Entre promesses non tenues et salaires amputés, ces nouveaux fonctionnaires menacent de déserter les classes si leurs droits ne sont pas rétablis immédiatement.
Le collectif, qui regroupe 2 027 enseignants du secondaire et 1 017 de l’enseignement technique, pointe du doigt le non-respect des engagements pris par le gouvernement.
Après un processus rigoureux du concours tablettes, de l’induction civilo-militaire et de 13 mois de stage probatoire, ces jeunes professionnels ont été titularisés le 31 décembre 2025.
Cependant, la publication des bulletins de paie de janvier 2026 par la plateforme FUGAS (Fichier Unique de Gestion Administrative et de la Solde) a déclenché une indignation totale chez eux.

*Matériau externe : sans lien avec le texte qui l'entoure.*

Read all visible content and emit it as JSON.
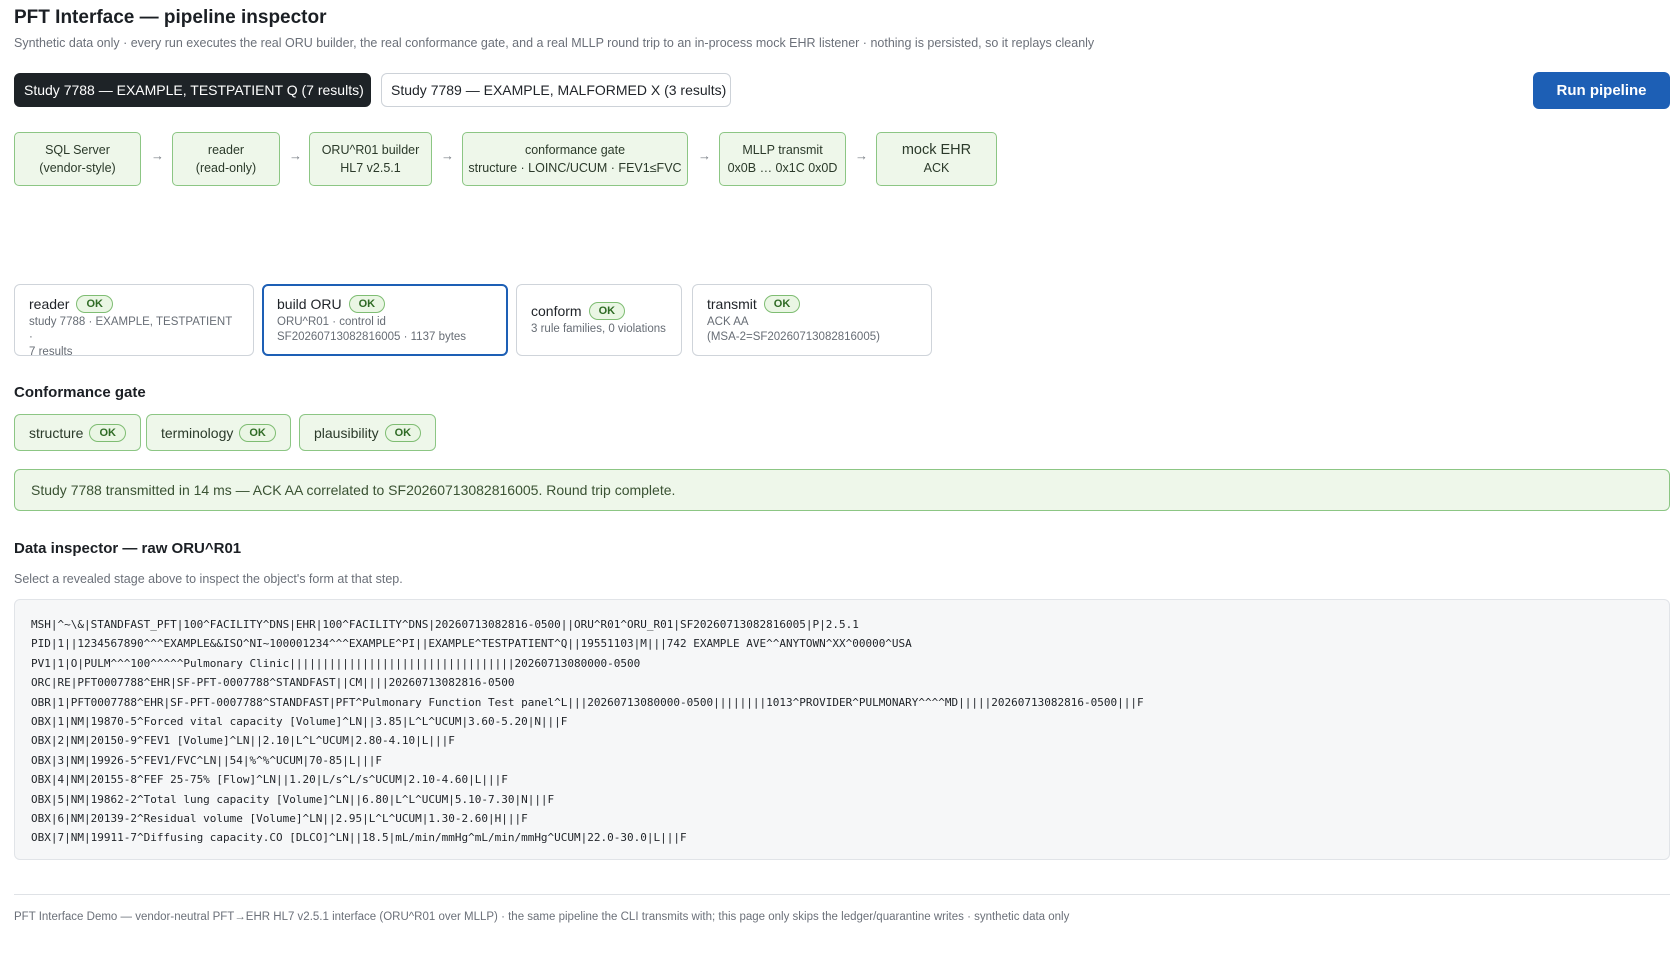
{
  "header": {
    "title": "PFT Interface — pipeline inspector",
    "subtitle": "Synthetic data only · every run executes the real ORU builder, the real conformance gate, and a real MLLP round trip to an in-process mock EHR listener · nothing is persisted, so it replays cleanly"
  },
  "studies": [
    {
      "label": "Study 7788 — EXAMPLE, TESTPATIENT Q (7 results)",
      "selected": true
    },
    {
      "label": "Study 7789 — EXAMPLE, MALFORMED X (3 results)",
      "selected": false
    }
  ],
  "run_button": "Run pipeline",
  "pipeline": [
    {
      "line1": "SQL Server",
      "line2": "(vendor-style)"
    },
    {
      "line1": "reader",
      "line2": "(read-only)"
    },
    {
      "line1": "ORU^R01 builder",
      "line2": "HL7 v2.5.1"
    },
    {
      "line1": "conformance gate",
      "line2": "structure · LOINC/UCUM · FEV1≤FVC"
    },
    {
      "line1": "MLLP transmit",
      "line2": "0x0B … 0x1C 0x0D"
    },
    {
      "line1": "mock EHR",
      "line2": "ACK"
    }
  ],
  "pipeline_arrow": "→",
  "ok_label": "OK",
  "stages": [
    {
      "name": "reader",
      "detail1": "study 7788 · EXAMPLE, TESTPATIENT ·",
      "detail2": "7 results",
      "status": "OK"
    },
    {
      "name": "build ORU",
      "detail1": "ORU^R01 · control id",
      "detail2": "SF20260713082816005 · 1137 bytes",
      "status": "OK",
      "selected": true
    },
    {
      "name": "conform",
      "detail1": "3 rule families, 0 violations",
      "detail2": "",
      "status": "OK"
    },
    {
      "name": "transmit",
      "detail1": "ACK AA",
      "detail2": "(MSA-2=SF20260713082816005)",
      "status": "OK"
    }
  ],
  "conformance": {
    "title": "Conformance gate",
    "families": [
      {
        "name": "structure",
        "status": "OK"
      },
      {
        "name": "terminology",
        "status": "OK"
      },
      {
        "name": "plausibility",
        "status": "OK"
      }
    ]
  },
  "banner": "Study 7788 transmitted in 14 ms — ACK AA correlated to SF20260713082816005. Round trip complete.",
  "inspector": {
    "title": "Data inspector — raw ORU^R01",
    "hint": "Select a revealed stage above to inspect the object's form at that step.",
    "lines": [
      "MSH|^~\\&|STANDFAST_PFT|100^FACILITY^DNS|EHR|100^FACILITY^DNS|20260713082816-0500||ORU^R01^ORU_R01|SF20260713082816005|P|2.5.1",
      "PID|1||1234567890^^^EXAMPLE&&ISO^NI~100001234^^^EXAMPLE^PI||EXAMPLE^TESTPATIENT^Q||19551103|M|||742 EXAMPLE AVE^^ANYTOWN^XX^00000^USA",
      "PV1|1|O|PULM^^^100^^^^^Pulmonary Clinic||||||||||||||||||||||||||||||||||20260713080000-0500",
      "ORC|RE|PFT0007788^EHR|SF-PFT-0007788^STANDFAST||CM||||20260713082816-0500",
      "OBR|1|PFT0007788^EHR|SF-PFT-0007788^STANDFAST|PFT^Pulmonary Function Test panel^L|||20260713080000-0500||||||||1013^PROVIDER^PULMONARY^^^^MD|||||20260713082816-0500|||F",
      "OBX|1|NM|19870-5^Forced vital capacity [Volume]^LN||3.85|L^L^UCUM|3.60-5.20|N|||F",
      "OBX|2|NM|20150-9^FEV1 [Volume]^LN||2.10|L^L^UCUM|2.80-4.10|L|||F",
      "OBX|3|NM|19926-5^FEV1/FVC^LN||54|%^%^UCUM|70-85|L|||F",
      "OBX|4|NM|20155-8^FEF 25-75% [Flow]^LN||1.20|L/s^L/s^UCUM|2.10-4.60|L|||F",
      "OBX|5|NM|19862-2^Total lung capacity [Volume]^LN||6.80|L^L^UCUM|5.10-7.30|N|||F",
      "OBX|6|NM|20139-2^Residual volume [Volume]^LN||2.95|L^L^UCUM|1.30-2.60|H|||F",
      "OBX|7|NM|19911-7^Diffusing capacity.CO [DLCO]^LN||18.5|mL/min/mmHg^mL/min/mmHg^UCUM|22.0-30.0|L|||F"
    ]
  },
  "footer": "PFT Interface Demo — vendor-neutral PFT→EHR HL7 v2.5.1 interface (ORU^R01 over MLLP) · the same pipeline the CLI transmits with; this page only skips the ledger/quarantine writes · synthetic data only",
  "colors": {
    "accent": "#1d5fb5",
    "ok_green": "#2f6b25",
    "ok_border": "#8cc684",
    "ok_fill": "#eef7ea",
    "dark_tab": "#1e2327"
  }
}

En réalité, aucune des primes liées au statut d’enseignants, notamment les primes de craie, de documentation, d’incitation de zone, de logement et de transport n’y figure.
Le constat est amer pour ces pères et mères de famille qui se retrouvent avec un salaire de base de 2 861 000 GNF, alors que le pouvoir d’achat ne fait que se détériorer.
Le collectif dénonce plusieurs anomalies techniques :
– Valeur du point d’indice : bloquée à 1 319 au lieu de 1 372, spécifique aux secteurs Éducation et Santé.
– Échelonnement : les agents sont maintenus à l’échelon 6 alors qu’ils devraient légitimement accéder à l’échelon 8.
– Indice salarial : figé à 1 610 au lieu de 1 638.
Plus frustrant encore, les grévistes signalent que 1 615 autres fonctionnaires, recrutés sans concours en octobre 2025, ont déjà été régularisés et perçoivent l’intégralité de leurs droits.
Interrogé à l’issue d’une rencontre avec le secrétaire général du Syndicat National de l’Éducation (SNE), M. Billo Dioubaté, porte-parole du collectif et professeur à l’ENAM, ne cache pas son exaspération.
« En septembre 2025, nous avons constaté une baisse injustifiée de notre salaire. On nous a ramenés au régime des ministères standards. Malgré nos alertes, le blackout est total. C’est une humiliation quotidienne : nous servons l’État avec dignité dans des zones reculées, mais aujourd’hui notre carrière est rétrogradée », a-t-il fustigé.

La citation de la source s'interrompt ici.